All this leads us to feminist goals regarding social support for women's empowerment.  Obvious examples include affordable childcare or flexible work schedules, but maybe feminists should expand their thinking to include basic things like education reform, food safety, and sustainable agriculture.  Yes, moms can drive markets, but they deserve to be astrophysicists or chief operating officers rather than the country’s unpaid food inspectors or agricultural watchdogs. 

Point 2:  Cooking itself is not the enemy.  This might be obvious, but I missed this point and maybe other feminists do too.  I grew up in an environment where cooking was a chore and food was either a haven for allergens or a problem for the latest diet fad.  I never ended up with an unhealthy relationship with food, but only recently did I realized that cooking can have its own rewards.  
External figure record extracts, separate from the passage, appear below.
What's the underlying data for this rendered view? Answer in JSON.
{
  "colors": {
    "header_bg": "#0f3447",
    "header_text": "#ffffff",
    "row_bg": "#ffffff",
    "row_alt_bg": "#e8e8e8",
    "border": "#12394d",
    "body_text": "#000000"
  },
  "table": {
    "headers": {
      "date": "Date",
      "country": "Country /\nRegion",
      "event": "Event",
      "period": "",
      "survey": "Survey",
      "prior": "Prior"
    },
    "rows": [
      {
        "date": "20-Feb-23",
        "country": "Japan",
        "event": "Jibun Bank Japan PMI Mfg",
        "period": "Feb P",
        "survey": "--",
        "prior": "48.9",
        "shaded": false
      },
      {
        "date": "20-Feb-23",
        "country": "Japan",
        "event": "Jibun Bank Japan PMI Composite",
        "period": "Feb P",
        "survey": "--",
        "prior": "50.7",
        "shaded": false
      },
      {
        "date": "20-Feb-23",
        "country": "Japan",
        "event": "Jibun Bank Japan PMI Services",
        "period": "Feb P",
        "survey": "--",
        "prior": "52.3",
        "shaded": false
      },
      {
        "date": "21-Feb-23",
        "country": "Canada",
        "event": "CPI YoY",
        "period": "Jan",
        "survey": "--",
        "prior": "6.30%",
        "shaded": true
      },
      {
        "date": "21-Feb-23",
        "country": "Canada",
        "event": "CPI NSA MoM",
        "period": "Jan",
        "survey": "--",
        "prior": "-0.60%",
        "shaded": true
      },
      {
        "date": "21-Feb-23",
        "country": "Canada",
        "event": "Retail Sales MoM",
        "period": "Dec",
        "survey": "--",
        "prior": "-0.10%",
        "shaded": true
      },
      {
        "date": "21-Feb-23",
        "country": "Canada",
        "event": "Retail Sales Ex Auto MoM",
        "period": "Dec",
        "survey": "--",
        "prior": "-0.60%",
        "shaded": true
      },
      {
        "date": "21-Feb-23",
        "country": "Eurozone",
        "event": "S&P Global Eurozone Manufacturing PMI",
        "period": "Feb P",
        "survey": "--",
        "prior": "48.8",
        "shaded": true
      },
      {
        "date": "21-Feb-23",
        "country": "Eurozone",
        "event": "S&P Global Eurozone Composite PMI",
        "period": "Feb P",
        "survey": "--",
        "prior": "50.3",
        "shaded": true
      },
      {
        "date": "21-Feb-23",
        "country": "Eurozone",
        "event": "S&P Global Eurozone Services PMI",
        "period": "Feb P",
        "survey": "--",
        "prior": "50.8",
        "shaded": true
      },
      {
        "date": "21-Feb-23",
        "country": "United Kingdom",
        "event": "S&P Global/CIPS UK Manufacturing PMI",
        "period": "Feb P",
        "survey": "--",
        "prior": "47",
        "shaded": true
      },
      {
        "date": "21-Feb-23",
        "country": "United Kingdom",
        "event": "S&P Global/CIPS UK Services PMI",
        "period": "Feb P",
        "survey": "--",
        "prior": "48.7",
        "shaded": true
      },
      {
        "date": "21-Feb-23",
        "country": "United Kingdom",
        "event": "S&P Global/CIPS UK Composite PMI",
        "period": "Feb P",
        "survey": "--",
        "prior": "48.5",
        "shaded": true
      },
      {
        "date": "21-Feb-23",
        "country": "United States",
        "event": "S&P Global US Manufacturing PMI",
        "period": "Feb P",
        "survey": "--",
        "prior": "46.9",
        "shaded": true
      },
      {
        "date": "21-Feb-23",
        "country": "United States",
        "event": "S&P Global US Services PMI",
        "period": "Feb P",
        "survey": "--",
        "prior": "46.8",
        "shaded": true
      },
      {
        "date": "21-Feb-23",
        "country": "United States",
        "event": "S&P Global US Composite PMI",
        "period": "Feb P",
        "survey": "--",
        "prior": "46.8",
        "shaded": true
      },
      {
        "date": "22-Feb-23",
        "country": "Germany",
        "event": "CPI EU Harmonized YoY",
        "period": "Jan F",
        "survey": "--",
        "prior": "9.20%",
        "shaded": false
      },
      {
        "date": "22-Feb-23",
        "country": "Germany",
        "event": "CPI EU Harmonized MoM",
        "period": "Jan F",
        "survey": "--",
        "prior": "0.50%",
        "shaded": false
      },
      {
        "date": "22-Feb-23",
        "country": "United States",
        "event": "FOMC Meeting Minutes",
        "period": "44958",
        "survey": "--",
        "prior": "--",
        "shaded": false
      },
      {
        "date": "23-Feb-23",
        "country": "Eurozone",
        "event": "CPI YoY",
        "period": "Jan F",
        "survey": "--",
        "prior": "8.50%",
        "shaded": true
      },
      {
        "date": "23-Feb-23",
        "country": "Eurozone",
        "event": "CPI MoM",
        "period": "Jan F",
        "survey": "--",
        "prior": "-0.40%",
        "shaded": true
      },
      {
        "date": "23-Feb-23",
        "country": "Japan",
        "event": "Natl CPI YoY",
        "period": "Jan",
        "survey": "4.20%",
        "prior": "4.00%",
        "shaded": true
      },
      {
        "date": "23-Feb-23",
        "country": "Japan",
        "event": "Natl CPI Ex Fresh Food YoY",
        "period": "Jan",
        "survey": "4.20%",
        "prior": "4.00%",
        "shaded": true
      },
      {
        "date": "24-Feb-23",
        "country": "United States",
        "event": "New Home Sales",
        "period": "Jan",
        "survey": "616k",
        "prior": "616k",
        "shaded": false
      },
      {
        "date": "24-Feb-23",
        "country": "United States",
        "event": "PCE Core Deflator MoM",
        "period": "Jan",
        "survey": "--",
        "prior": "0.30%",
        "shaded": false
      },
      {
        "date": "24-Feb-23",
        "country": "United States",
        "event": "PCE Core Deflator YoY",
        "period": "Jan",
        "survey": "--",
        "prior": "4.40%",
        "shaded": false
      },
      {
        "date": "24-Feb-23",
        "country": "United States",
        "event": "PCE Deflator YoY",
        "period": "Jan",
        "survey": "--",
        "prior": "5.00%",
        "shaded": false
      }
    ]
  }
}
Cooking can be an exciting and creative process as well as a way to make delicious AND amazingly healthy food.  This is part of Kingsolver’s argument in favor of home cooking.  In addition, besides the obvious health benefits, she lays out a range of other family benefits: time together in the kitchen sharing stories, making memories, experimenting, and learning new skills; setting up a designated family meal time; interacting with the past through family recipes or foods that remind you of Thanksgiving with Grandma; taking time from a crazy schedule for some quiet and reflective time.

Obviously all these wonderful things don’t happen every day.  Sometimes cooking IS a chore and we want to make sure mom is not the one stuck with it all the time.  But in these books, especially Kingsolver’s, cooking is family work.  Dad makes the bread daily and plows up the garden.  The children look up recipes, work in the garden, help with the cooking, or even run the family’s egg business.  Everyone works, everyone learns, everyone benefits.  As a result, bringing a feminist view to cooking can be very rewarding for everyone in the family, not just the women.

So there you go . . . food can equal feminism.

1 comment:

  1. I love this post. I love your point about mothers getting a bad deal from a society that doesn't support them but rather expects them to be mothers, workers, and "the country’s unpaid food inspectors or agricultural watchdogs." I would argue however that lots of feminists DO expand their thinking to include educational reform, sustainable agriculture etc. I think modern feminist activists and workers along with anti-racism and social justice activists and workers are leading the effort to understand the intersection and covariant nature of many of these issues.